Jasper Juinen, Bloomberg
Jasper Juinen, Bloomberg

Crise com Turquia se agrava e marca eleição na Holanda

Ancara expulsa embaixador e fecha espaço aéreo a voos holandeses; candidatos tentam tirar proveito da disputa na votação de amanhã

Andrei Netto, Correspondente / Paris, O Estado de S.Paulo

13 de março de 2017 | 12h47

O governo da Turquia baniu nesta segunda-feira o embaixador da Holanda e suspendeu todo contato diplomático de alto nível com Amsterdã. Segundo Ancara, aviões provenientes da Holanda serão proibidos de sobrevoar a Turquia e seus diplomatas e representantes, impedidos de entrar no país. 

 O governo de Recep Tayyip Erdogan ainda ameaçou rever o acordo sobre imigração que assinou com a União Europeia desde que o fluxo de refugiados sírios para o continente aumentou exponencialmente a partir de 2014. 

A crise diplomática com a Turquia tem tomado conta da campanha na reta final das eleições gerais na Holanda, marcadas para amanhã. A tensão começou no sábado, quando dois ministros turcos foram impedidos de participar de um comício em Roterdã em favor de Erdogan e da reforma constitucional em discussão no país, que aumenta os poderes do presidente turco – a intenção do evento era angariar votos de turcos residentes na Holanda para um referendo sobre o assunto. 

“Estamos fazendo exatamente o que eles fizeram conosco”, disse o vice-primeiro-ministro, Numan Kurtulmus, sobre a suspensão dos laços diplomáticos e a decisão de impedir que o embaixador holandês volte ao país. 

Voto. A Holanda realizará amanhã eleições que têm sido vistas como o “primeiro teste” para a UE em 2017 em meio a um crescimento de partidos populistas no continente. O atual primeiro-ministro, Mark Rutte, do Partido Popular Liberal e Democrata (VVD), divide o favoritismo com o radical islamofóbico Geert Wilders, do Partido pela Liberdade (PVV). Ambos tentam tirar proveito político da crise diplomática com a Turquia de Erdogan, que no fim de semana afirmou que a Holanda é uma “república de bananas”.
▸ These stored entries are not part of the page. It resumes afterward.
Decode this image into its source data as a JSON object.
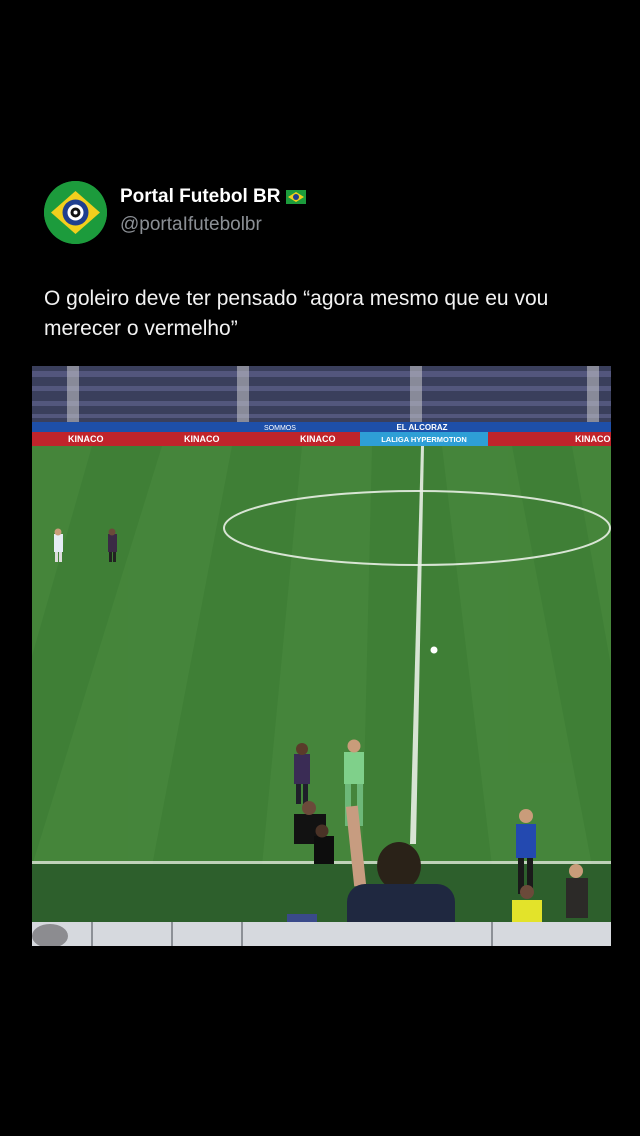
{
  "tweet": {
    "author": {
      "display_name": "Portal Futebol BR",
      "badge_icon": "brazil-flag-icon",
      "handle": "@portaIfutebolbr",
      "avatar_icon": "brazil-flag-avatar"
    },
    "text": "O goleiro deve ter pensado “agora mesmo que eu vou merecer o vermelho”"
  },
  "media": {
    "type": "video-frame",
    "boards": {
      "sponsor_1": "KINACO",
      "sponsor_2": "SOMMOS",
      "stadium": "EL ALCORAZ",
      "league": "LALIGA HYPERMOTION"
    }
  },
  "colors": {
    "background": "#000000",
    "handle": "#8b8f95",
    "pitch": "#3f7f36",
    "board_blue": "#1e4fa8",
    "board_red": "#c0242b"
  }
}
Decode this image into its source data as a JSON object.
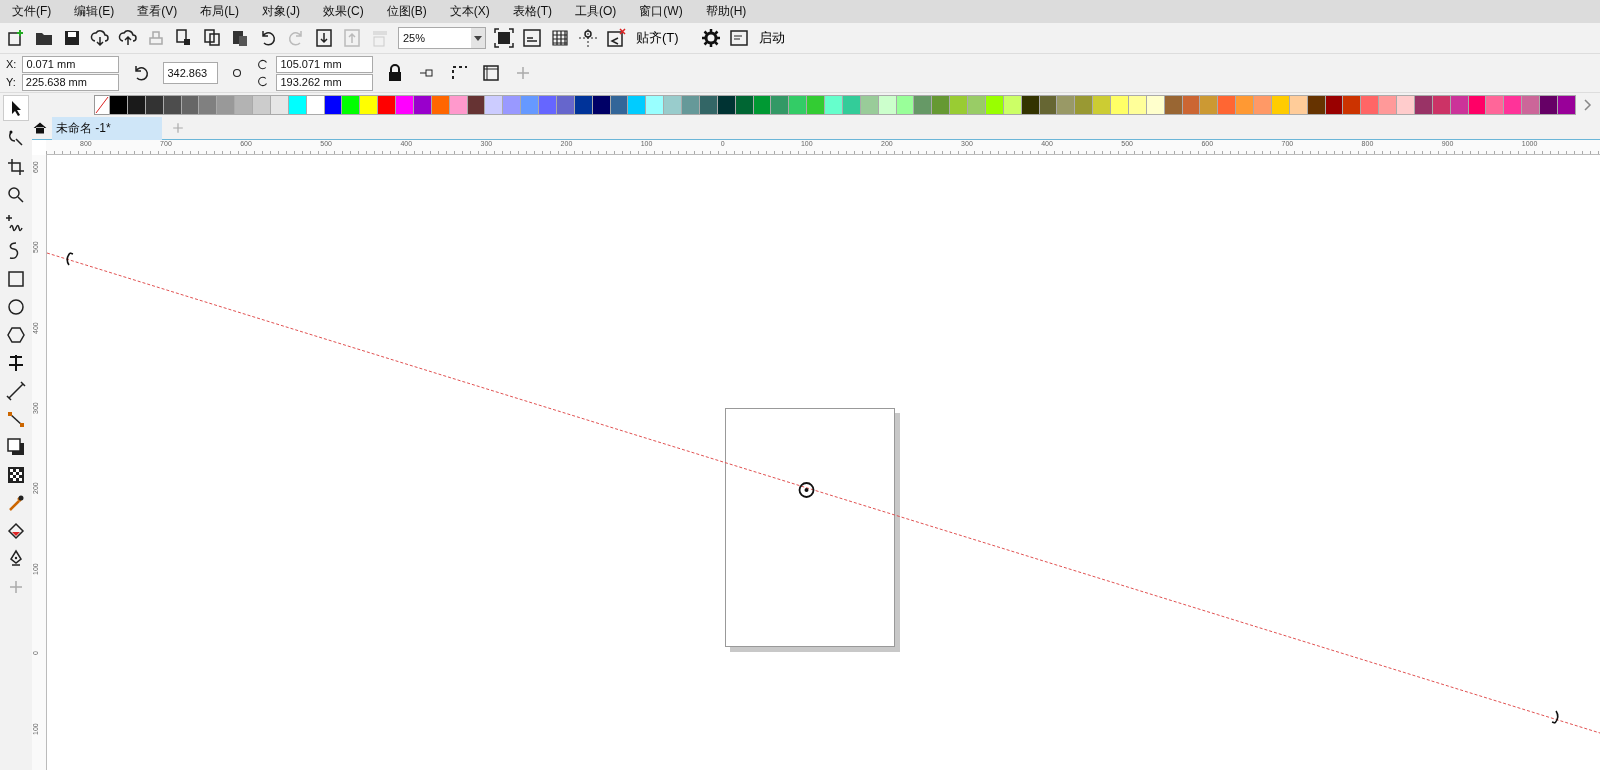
{
  "menu": [
    "文件(F)",
    "编辑(E)",
    "查看(V)",
    "布局(L)",
    "对象(J)",
    "效果(C)",
    "位图(B)",
    "文本(X)",
    "表格(T)",
    "工具(O)",
    "窗口(W)",
    "帮助(H)"
  ],
  "toolbar": {
    "zoom": "25%",
    "snap": "贴齐(T)",
    "launch": "启动"
  },
  "properties": {
    "x_label": "X:",
    "x": "0.071 mm",
    "y_label": "Y:",
    "y": "225.638 mm",
    "angle": "342.863",
    "cx": "105.071 mm",
    "cy": "193.262 mm"
  },
  "palette": [
    {
      "color": "#000000"
    },
    {
      "color": "#1a1a1a"
    },
    {
      "color": "#333333"
    },
    {
      "color": "#4d4d4d"
    },
    {
      "color": "#666666"
    },
    {
      "color": "#808080"
    },
    {
      "color": "#999999"
    },
    {
      "color": "#b3b3b3"
    },
    {
      "color": "#cccccc"
    },
    {
      "color": "#e6e6e6"
    },
    {
      "color": "#00ffff"
    },
    {
      "color": "#ffffff"
    },
    {
      "color": "#0000ff"
    },
    {
      "color": "#00ff00"
    },
    {
      "color": "#ffff00"
    },
    {
      "color": "#ff0000"
    },
    {
      "color": "#ff00ff"
    },
    {
      "color": "#9900cc"
    },
    {
      "color": "#ff6600"
    },
    {
      "color": "#ff99cc"
    },
    {
      "color": "#663333"
    },
    {
      "color": "#ccccff"
    },
    {
      "color": "#9999ff"
    },
    {
      "color": "#6699ff"
    },
    {
      "color": "#6666ff"
    },
    {
      "color": "#6666cc"
    },
    {
      "color": "#003399"
    },
    {
      "color": "#000066"
    },
    {
      "color": "#336699"
    },
    {
      "color": "#00ccff"
    },
    {
      "color": "#99ffff"
    },
    {
      "color": "#99cccc"
    },
    {
      "color": "#669999"
    },
    {
      "color": "#336666"
    },
    {
      "color": "#003333"
    },
    {
      "color": "#006633"
    },
    {
      "color": "#009933"
    },
    {
      "color": "#339966"
    },
    {
      "color": "#33cc66"
    },
    {
      "color": "#33cc33"
    },
    {
      "color": "#66ffcc"
    },
    {
      "color": "#33cc99"
    },
    {
      "color": "#99cc99"
    },
    {
      "color": "#ccffcc"
    },
    {
      "color": "#99ff99"
    },
    {
      "color": "#669966"
    },
    {
      "color": "#669933"
    },
    {
      "color": "#99cc33"
    },
    {
      "color": "#99cc66"
    },
    {
      "color": "#99ff00"
    },
    {
      "color": "#ccff66"
    },
    {
      "color": "#333300"
    },
    {
      "color": "#666633"
    },
    {
      "color": "#999966"
    },
    {
      "color": "#999933"
    },
    {
      "color": "#cccc33"
    },
    {
      "color": "#ffff66"
    },
    {
      "color": "#ffff99"
    },
    {
      "color": "#ffffcc"
    },
    {
      "color": "#996633"
    },
    {
      "color": "#cc6633"
    },
    {
      "color": "#cc9933"
    },
    {
      "color": "#ff6633"
    },
    {
      "color": "#ff9933"
    },
    {
      "color": "#ff9966"
    },
    {
      "color": "#ffcc00"
    },
    {
      "color": "#ffcc99"
    },
    {
      "color": "#663300"
    },
    {
      "color": "#990000"
    },
    {
      "color": "#cc3300"
    },
    {
      "color": "#ff6666"
    },
    {
      "color": "#ff9999"
    },
    {
      "color": "#ffcccc"
    },
    {
      "color": "#993366"
    },
    {
      "color": "#cc3366"
    },
    {
      "color": "#cc3399"
    },
    {
      "color": "#ff0066"
    },
    {
      "color": "#ff6699"
    },
    {
      "color": "#ff3399"
    },
    {
      "color": "#cc6699"
    },
    {
      "color": "#660066"
    },
    {
      "color": "#990099"
    }
  ],
  "tabs": [
    {
      "label": "未命名 -1*",
      "selected": true
    }
  ],
  "ruler_h": [
    "800",
    "700",
    "600",
    "500",
    "400",
    "300",
    "200",
    "100",
    "0",
    "100",
    "200",
    "300",
    "400",
    "500",
    "600",
    "700",
    "800",
    "900",
    "1000"
  ],
  "ruler_v": [
    "600",
    "500",
    "400",
    "300",
    "200",
    "100",
    "0",
    "100"
  ]
}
A eleição holandesa é a primeira de uma série de votações nos maiores países da UE neste ano. Por isso, todos os olhos se voltam para o desempenho de Wilders, líder da extrema direita. Segundo pesquisa, Rutte reassumiu a liderança das intenções de voto. Seu partido tem 18% da preferência, à frente do partido de Wilders, com 16%. Na prática, o atual premiê teria 27 deputados no Parlamento, de um total de 150, enquanto seu rival teria 24 assentos. Em terceiro lugar ficaria o Partido Democrata-Cristão (CDA), com 12,5% dos votos.
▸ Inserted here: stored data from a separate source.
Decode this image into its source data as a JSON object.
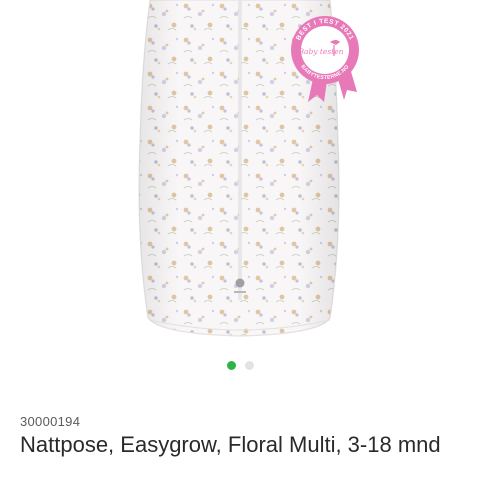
{
  "product": {
    "sku": "30000194",
    "title": "Nattpose, Easygrow, Floral Multi, 3-18 mnd",
    "image_icon": "sleeping-bag-image"
  },
  "badge": {
    "line1": "BEST I TEST 2021",
    "brand": "Baby testen",
    "site": "BABYTESTERNE.NO",
    "color": "#e879b8"
  },
  "gallery": {
    "dot_count": 2,
    "active_index": 0,
    "active_color": "#2eb24a",
    "inactive_color": "#e3e3e3"
  }
}
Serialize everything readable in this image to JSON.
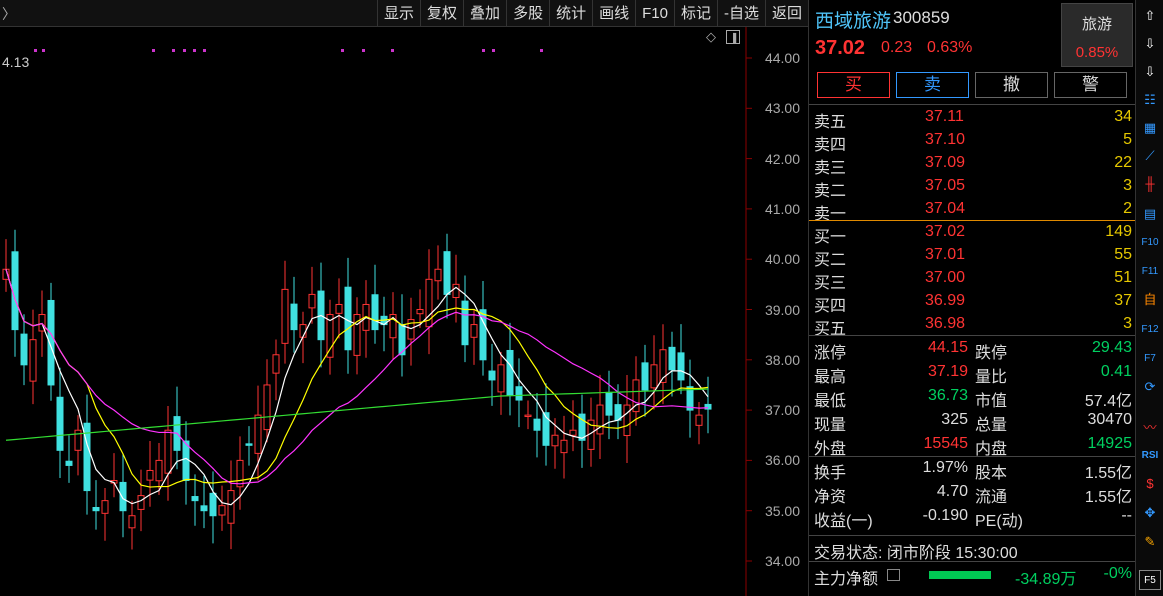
{
  "toolbar": {
    "back_glyph": "〉",
    "items": [
      "显示",
      "复权",
      "叠加",
      "多股",
      "统计",
      "画线",
      "F10",
      "标记",
      "-自选",
      "返回"
    ]
  },
  "chart": {
    "max_label": "4.13",
    "y_ticks": [
      "44.00",
      "43.00",
      "42.00",
      "41.00",
      "40.00",
      "39.00",
      "38.00",
      "37.00",
      "36.00",
      "35.00",
      "34.00"
    ]
  },
  "colors": {
    "up": "#ff3333",
    "down": "#40e0e0",
    "ma5": "#ffffff",
    "ma10": "#ffff00",
    "ma20": "#ff33ff",
    "ma60": "#33dd33",
    "marker": "#cc33cc"
  },
  "stock": {
    "name": "西域旅游",
    "code": "300859",
    "price": "37.02",
    "change": "0.23",
    "change_pct": "0.63%",
    "sector_name": "旅游",
    "sector_pct": "0.85%"
  },
  "trade_buttons": [
    "买",
    "卖",
    "撤",
    "警"
  ],
  "asks": [
    {
      "label": "卖五",
      "price": "37.11",
      "vol": "34"
    },
    {
      "label": "卖四",
      "price": "37.10",
      "vol": "5"
    },
    {
      "label": "卖三",
      "price": "37.09",
      "vol": "22"
    },
    {
      "label": "卖二",
      "price": "37.05",
      "vol": "3"
    },
    {
      "label": "卖一",
      "price": "37.04",
      "vol": "2"
    }
  ],
  "bids": [
    {
      "label": "买一",
      "price": "37.02",
      "vol": "149"
    },
    {
      "label": "买二",
      "price": "37.01",
      "vol": "55"
    },
    {
      "label": "买三",
      "price": "37.00",
      "vol": "51"
    },
    {
      "label": "买四",
      "price": "36.99",
      "vol": "37"
    },
    {
      "label": "买五",
      "price": "36.98",
      "vol": "3"
    }
  ],
  "stats": [
    {
      "l1": "涨停",
      "v1": "44.15",
      "c1": "#ff3333",
      "l2": "跌停",
      "v2": "29.43",
      "c2": "#00d060"
    },
    {
      "l1": "最高",
      "v1": "37.19",
      "c1": "#ff3333",
      "l2": "量比",
      "v2": "0.41",
      "c2": "#00d060"
    },
    {
      "l1": "最低",
      "v1": "36.73",
      "c1": "#00d060",
      "l2": "市值",
      "v2": "57.4亿",
      "c2": "#dddddd"
    },
    {
      "l1": "现量",
      "v1": "325",
      "c1": "#dddddd",
      "l2": "总量",
      "v2": "30470",
      "c2": "#dddddd"
    },
    {
      "l1": "外盘",
      "v1": "15545",
      "c1": "#ff3333",
      "l2": "内盘",
      "v2": "14925",
      "c2": "#00d060"
    },
    {
      "l1": "换手",
      "v1": "1.97%",
      "c1": "#dddddd",
      "l2": "股本",
      "v2": "1.55亿",
      "c2": "#dddddd"
    },
    {
      "l1": "净资",
      "v1": "4.70",
      "c1": "#dddddd",
      "l2": "流通",
      "v2": "1.55亿",
      "c2": "#dddddd"
    },
    {
      "l1": "收益(一)",
      "v1": "-0.190",
      "c1": "#dddddd",
      "l2": "PE(动)",
      "v2": "--",
      "c2": "#dddddd"
    }
  ],
  "status": {
    "label": "交易状态: 闭市阶段 15:30:00"
  },
  "flow": {
    "label": "主力净额",
    "value": "-34.89万",
    "pct": "-0%"
  },
  "icons": [
    "up-arrow-icon",
    "down-arrow-icon",
    "list-icon",
    "grid-icon",
    "line-chart-icon",
    "candle-icon",
    "news-icon",
    "f10-icon",
    "f11-icon",
    "self-icon",
    "f12-icon",
    "f7-icon",
    "refresh-icon",
    "wave-icon",
    "rsi-icon",
    "dollar-icon",
    "move-icon",
    "pencil-icon",
    "f5-icon"
  ]
}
Apesar do aumento expressivo no número de cadeiras dominadas pelo partido de Wilders no Parlamento, segundo as pesquisas, especialistas não veem chances de vitória. Para Famke Krumbmüller, analista de risco político da consultoria Open Citiz, a chance de que a extrema direita de fato chegue ao poder na Holanda é próxima de zero. “Wilders como primeiro-ministro me parece fora de questão. Mesmo que seu partido chegue em primeiro, seria preciso encontrar três ou quatro outros partidos para uma coalizão, no momento em que todos os outros são contrários ao PVV.” 

Mas o cenário na UE joga luz sobre o desempenho do candidato da extrema direita, mesmo que não consiga votos para se tornar primeiro-ministro. A preocupação com a ascensão do populismo está presente em diferentes países europeus, como a França, onde Marine Le Pen lidera as pesquisas para o primeiro turno, ou na Alemanha, que vê o partido radical Alternativa para a Alemanha (AfD) ganhar terreno. 
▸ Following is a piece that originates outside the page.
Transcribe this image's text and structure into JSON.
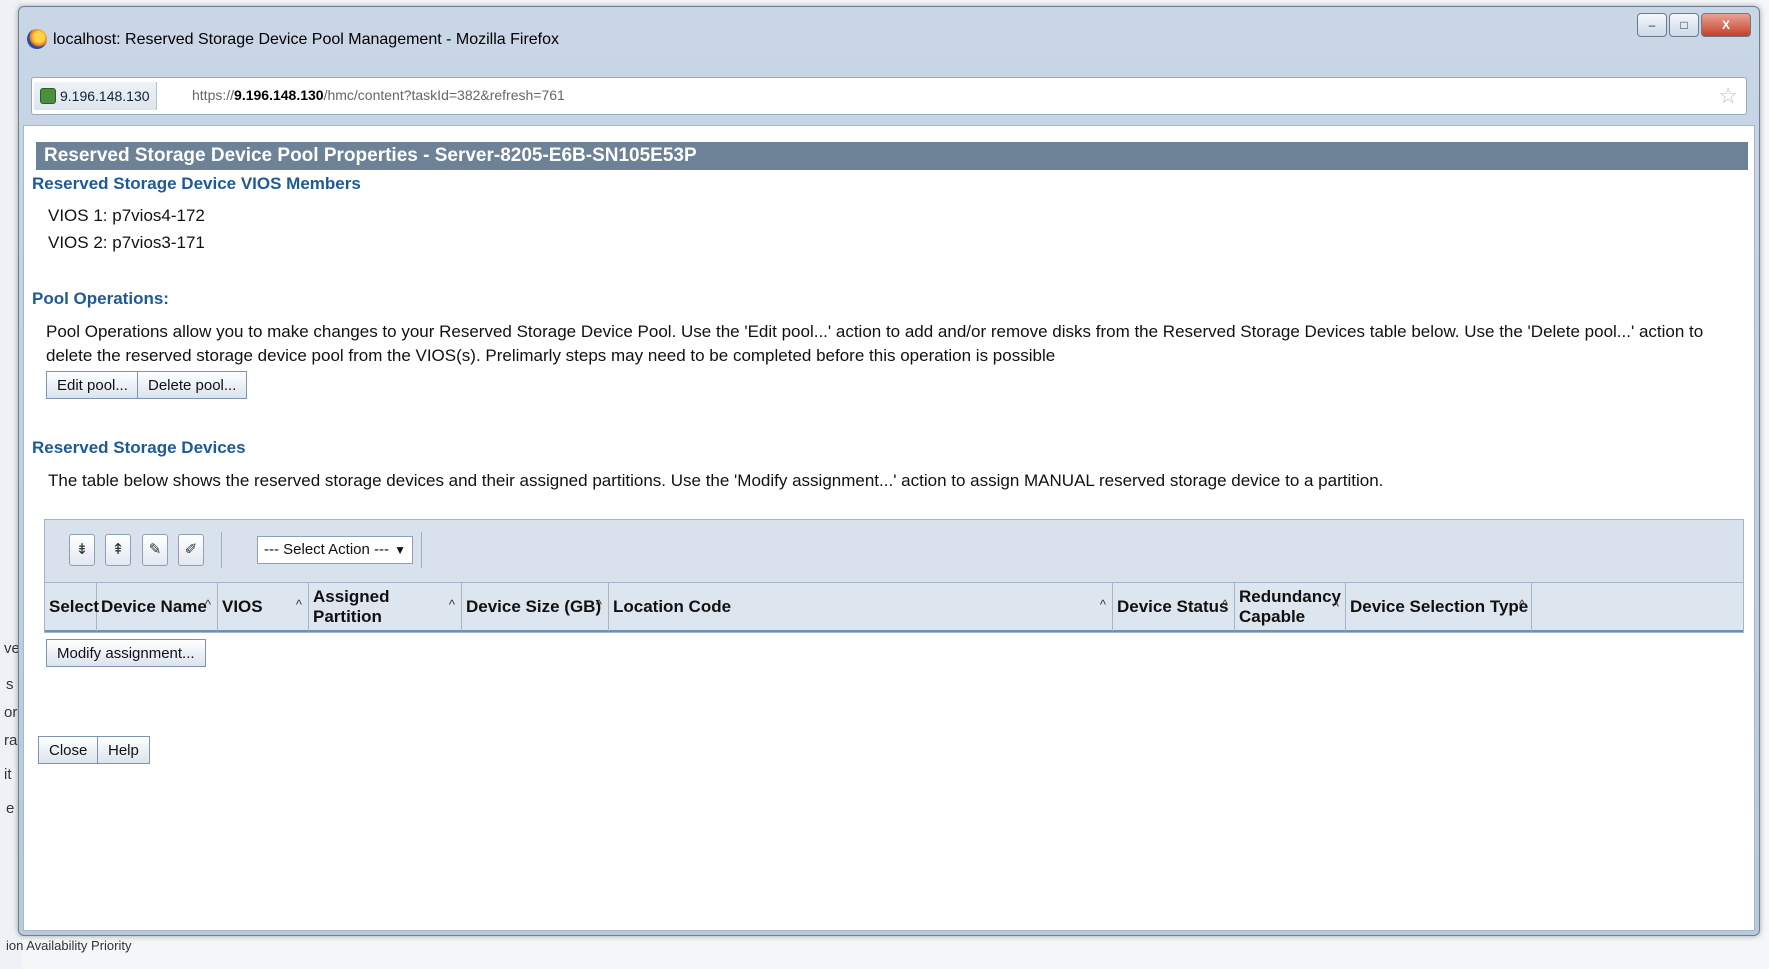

A grande questão em relação à Holanda é como um país com baixo índice de pobreza, com crescimento do PIB da ordem de 2% e próximo do pleno emprego foi tão receptivo às ideias radicais. A principal explicação diz respeito à imigração, em especial muçulmana, que hoje responde por 1 milhão, dos 17 milhões de habitantes do país.